When I started working at the faculty of industrial design in pursue of my doctorate, I was amazed about how ‘designers’ had the ability to create ideas out of thin air that were beautiful but also – as any engineer like myself could explain – were completely impossible to realise. I soon observed that they also would invariably find someone or someway to realise and test these ideas, and I came to appreciate that being unconstrained about what is seemingly possible actually is a precious talent, or maybe even a gift.
Nowadays, design thinking seems to be all about empathy, and understanding the customer. You’re be surprised how often when asking candidates about their experience with design thinking they replied with “Yeah sure, I have created a few personas once.” Even educators appear to share this view; see for example the small clip showing Hani Asfour, Dean from the Dubai Institute of Design & Innovation, explaining what is special about design thinking, just as an example of what I am regularly confronted with.

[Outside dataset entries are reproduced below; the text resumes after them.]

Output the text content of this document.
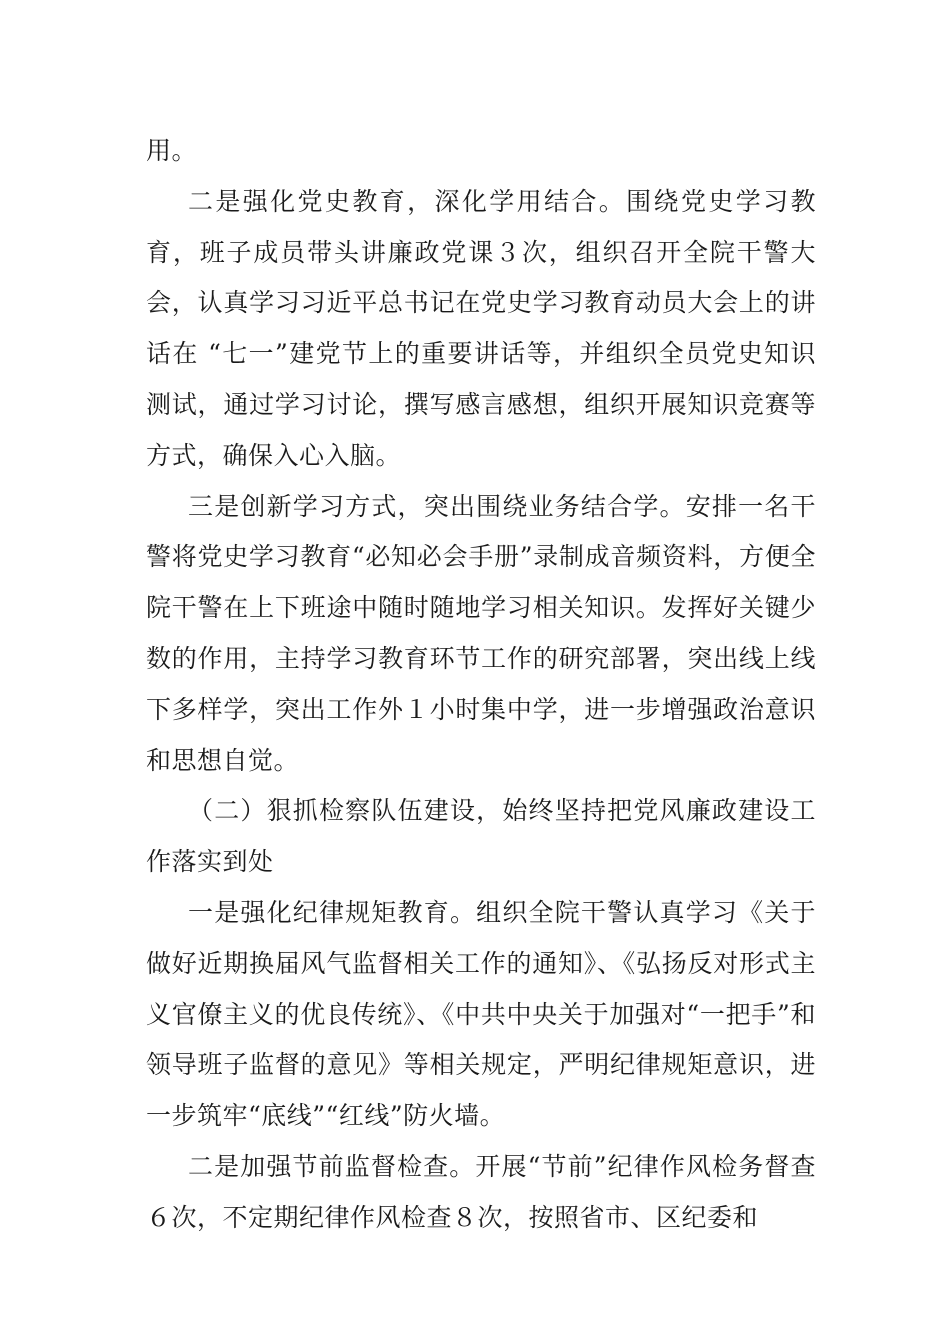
用。

二是强化党史教育，深化学用结合。围绕党史学习教育，班子成员带头讲廉政党课３次，组织召开全院干警大会，认真学习习近平总书记在党史学习教育动员大会上的讲话在 “七一”建党节上的重要讲话等，并组织全员党史知识测试，通过学习讨论，撰写感言感想，组织开展知识竞赛等方式，确保入心入脑。

三是创新学习方式，突出围绕业务结合学。安排一名干警将党史学习教育“必知必会手册”录制成音频资料，方便全院干警在上下班途中随时随地学习相关知识。发挥好关键少数的作用，主持学习教育环节工作的研究部署，突出线上线下多样学，突出工作外１小时集中学，进一步增强政治意识和思想自觉。

（二）狠抓检察队伍建设，始终坚持把党风廉政建设工作落实到处

一是强化纪律规矩教育。组织全院干警认真学习《关于做好近期换届风气监督相关工作的通知》、《弘扬反对形式主义官僚主义的优良传统》、《中共中央关于加强对“一把手”和领导班子监督的意见》等相关规定，严明纪律规矩意识，进一步筑牢“底线”“红线”防火墙。

二是加强节前监督检查。开展“节前”纪律作风检务督查６次，不定期纪律作风检查８次，按照省市、区纪委和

To me, this suggest that you could take any old waterfall process, add some more empathy to the requirements elicitation phase, et voila, you have a design thinking approach. That conflicts with my experience and understanding.
Kees Overbeeke later explained that exploring what you could do (as opposed to what you can do) is how designers think, how they explore challenges. Basically
Engineers have a different approach. Engineers are trained to think in a more straight forward approach; first analyse the problem, then design the solution. This is how you create bridges. How you build rockets. How you produce all the stuff we use in our daily life. By contrast, designers analyse the problem by designing a solution. “Does this work?” “What do you think about this?” “You know, what you could do is…” every ‘design’ creating a new point of view on the challenge, creating more clarity in both understanding the challenge and in defining what would be an acceptable solution. For designers, there is no sequential separation between problem and solution space, but an iterative hopping back and forth, exploring both at the same time.
For me, even now years later, I find it difficult if not virtually impossible to ignore constraints of technical solutions, and go beyond my limited view of what is possible to try and focus on discovering what is desirable independent from what (I know) is possible.
An engineering approach works well especially in situations where the problem space and solution space are known, but less so-called in case of wicked problems; problems that are fluid, that are incomplete, contradictory, with changing requirements, and difficult to grasp and pin-down. These are the type of problems where the designer’s approach of trying and testing if it works, are successful.
The Designers’ approach has been formalised in the Design Thinking process, as for illustrated by the above process and described by the Interaction Design Foundation, but to me it appears to be a linear Engineering approach with a bit more designers tools.
What for me is essential. and seems to have been lost, is the approach of exploring the problem and the solution space in harmony; Design Thinking embracing a yin-yang relationship or problem and solution, and addressing both in harmony.